On the chart are two conspicuous points which are also conspicuous on radar. Point
B is a small island situated close to the shore on the eastern side of the entrance
while point C is a headland marking the western side of the entrance. Both B and C
appear to be suitable marks on which the course alteration can be made. If C is
chosen, the moment at which course should be altered will be determined by radar
bearing, whereas if B is chosen it will depend on the radar range.
3-Anchoring Of Vessel: If one wanted to anchor in the desired position , the
following procedure would be carried out. The approach course (track) should be
drawn on the applicable chart with the anchor position clearly marked. The track
should be marked back at one cable distances from the anchor position.
On the chart a radar conspicuous point should be selected, in this case a projection
of land (object B). A line is drawn through this point, parallel to the approach track
and the perpendicular drawn from A to this line at C. The PPI cursor is then prepared
as indicated in the sketch on the display scale to be used, with the parallel index line
drawn at the cross index range from the centre. The dead range is then marked, also
the intervals of cable to the limit of the range of the cursor. The cursor is then rotated
so that the index lines are parallel to the approach track. As the ship approaches, the
distance to go is indicated on the cursor by the position of the echo of B.

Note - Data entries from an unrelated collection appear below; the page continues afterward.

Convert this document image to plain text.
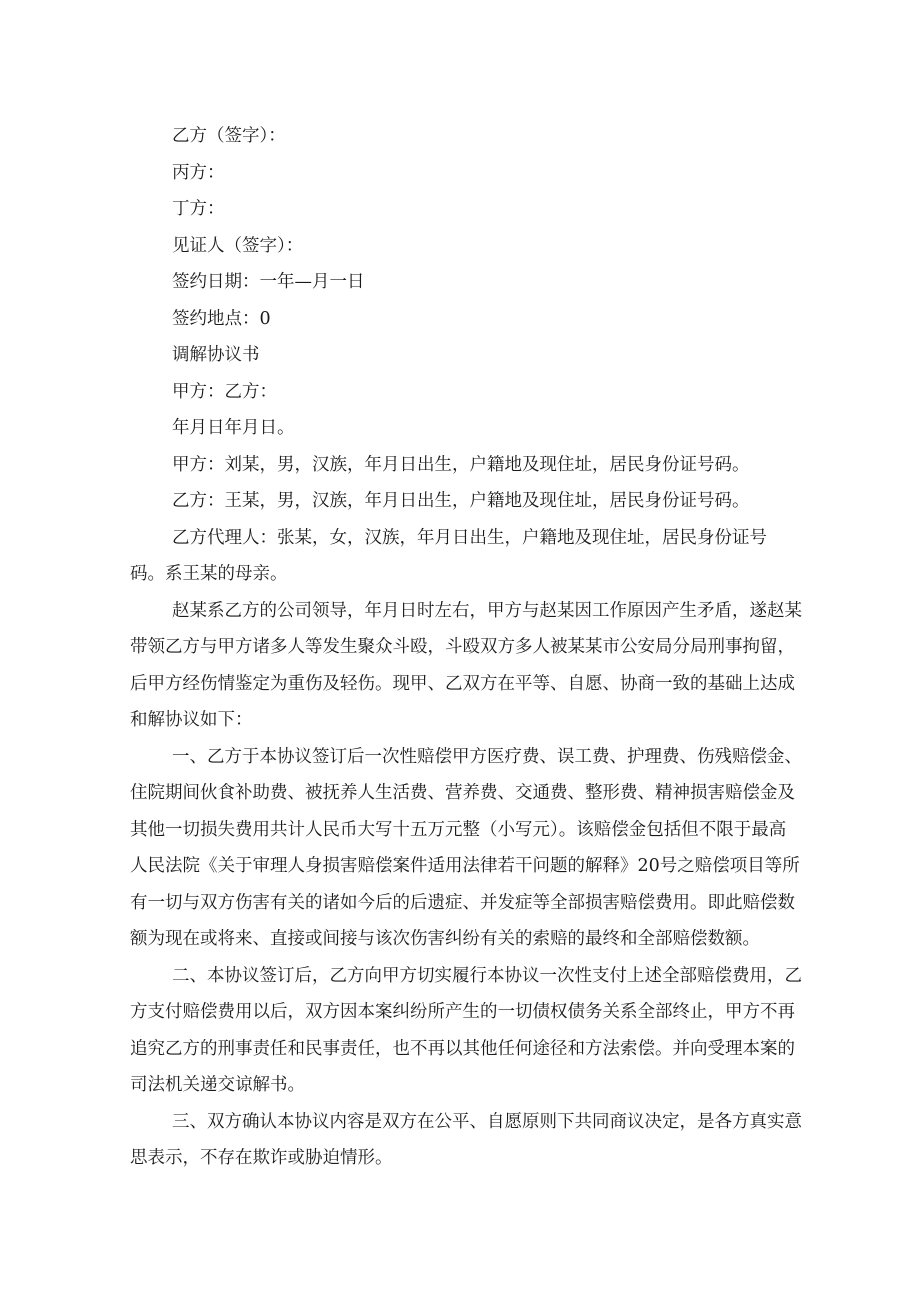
乙方（签字）：
丙方：
丁方：
见证人（签字）：
签约日期：一年—月一日
签约地点：0
调解协议书
甲方：乙方：
年月日年月日。
甲方：刘某，男，汉族，年月日出生，户籍地及现住址，居民身份证号码。
乙方：王某，男，汉族，年月日出生，户籍地及现住址，居民身份证号码。
乙方代理人：张某，女，汉族，年月日出生，户籍地及现住址，居民身份证号
码。系王某的母亲。
赵某系乙方的公司领导，年月日时左右，甲方与赵某因工作原因产生矛盾，遂赵某
带领乙方与甲方诸多人等发生聚众斗殴，斗殴双方多人被某某市公安局分局刑事拘留，
后甲方经伤情鉴定为重伤及轻伤。现甲、乙双方在平等、自愿、协商一致的基础上达成
和解协议如下：
一、乙方于本协议签订后一次性赔偿甲方医疗费、误工费、护理费、伤残赔偿金、
住院期间伙食补助费、被抚养人生活费、营养费、交通费、整形费、精神损害赔偿金及
其他一切损失费用共计人民币大写十五万元整（小写元）。该赔偿金包括但不限于最高
人民法院《关于审理人身损害赔偿案件适用法律若干问题的解释》20号之赔偿项目等所
有一切与双方伤害有关的诸如今后的后遗症、并发症等全部损害赔偿费用。即此赔偿数
额为现在或将来、直接或间接与该次伤害纠纷有关的索赔的最终和全部赔偿数额。
二、本协议签订后，乙方向甲方切实履行本协议一次性支付上述全部赔偿费用，乙
方支付赔偿费用以后，双方因本案纠纷所产生的一切债权债务关系全部终止，甲方不再
追究乙方的刑事责任和民事责任，也不再以其他任何途径和方法索偿。并向受理本案的
司法机关递交谅解书。
三、双方确认本协议内容是双方在公平、自愿原则下共同商议决定，是各方真实意
思表示，不存在欺诈或胁迫情形。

4-Anti-collision (Collision Avoidance). Another use of parallel index occurs in anti-
collision work, both in fog and in good visibility. If the parallel index is aligned with a
few successive plots of another ship, the risk of collision can be rapidly assessed. If
the relative track of the other ship passes through the centre of the PPI, then the ship
is on a collision course. In the figure below, ship A is on a collision course. Ship B
will pass clear on the port side of the own vessel heading north. The closest point of
approach (CPA) of B is the point Y and XY is the cross index range.